The intention of this approach was to incorporate the requirement for ETI Base Code compliance in the conditions of contract. This allowed WHS to agree with the supplier reasonable timescales to achieve compliance and ensured that action would be taken throughout the supply chain.

In December 2009, a contractor was selected for the manufacture of the uniforms. WHS requested social audits from all sites, including Greige fabric manufacturing, production and dyeing. Sites without an audit were asked to commission one immediately. Whilst no major issues were raised, HSTTS is continuing to provide ongoing support on corrective actions and closing out issues identified by these audits. Welsh Health Supplies believes that the inclusion of compliance with the ETI Base Code as a contractual obligation added minimal cost to the procurement process, as these costs were borne by the successful contractor.
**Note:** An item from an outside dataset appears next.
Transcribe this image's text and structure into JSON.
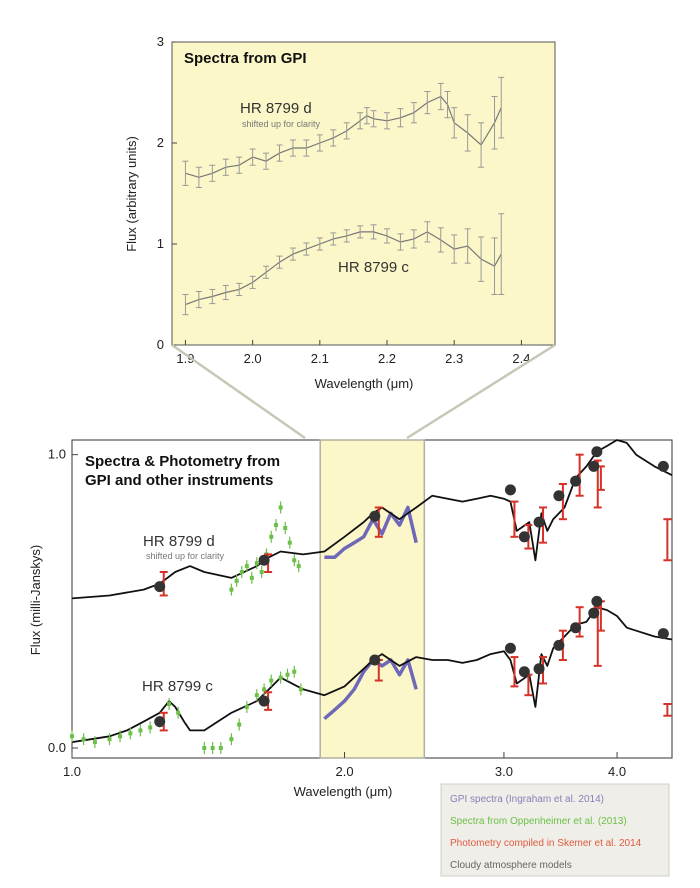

Whilst the entire procurement process was time consuming, with two people working full time for six months, the inclusion of the assessment of the bidders against the ETI Base Code added very little extra time to the process.

Welsh Health Supplies is keen to take a similar approach with other contracts, e.g. surgical dressings. They are eager to share their learning with others in the NHS through the BMA Medical Fair and Ethical Trade Group and other forums.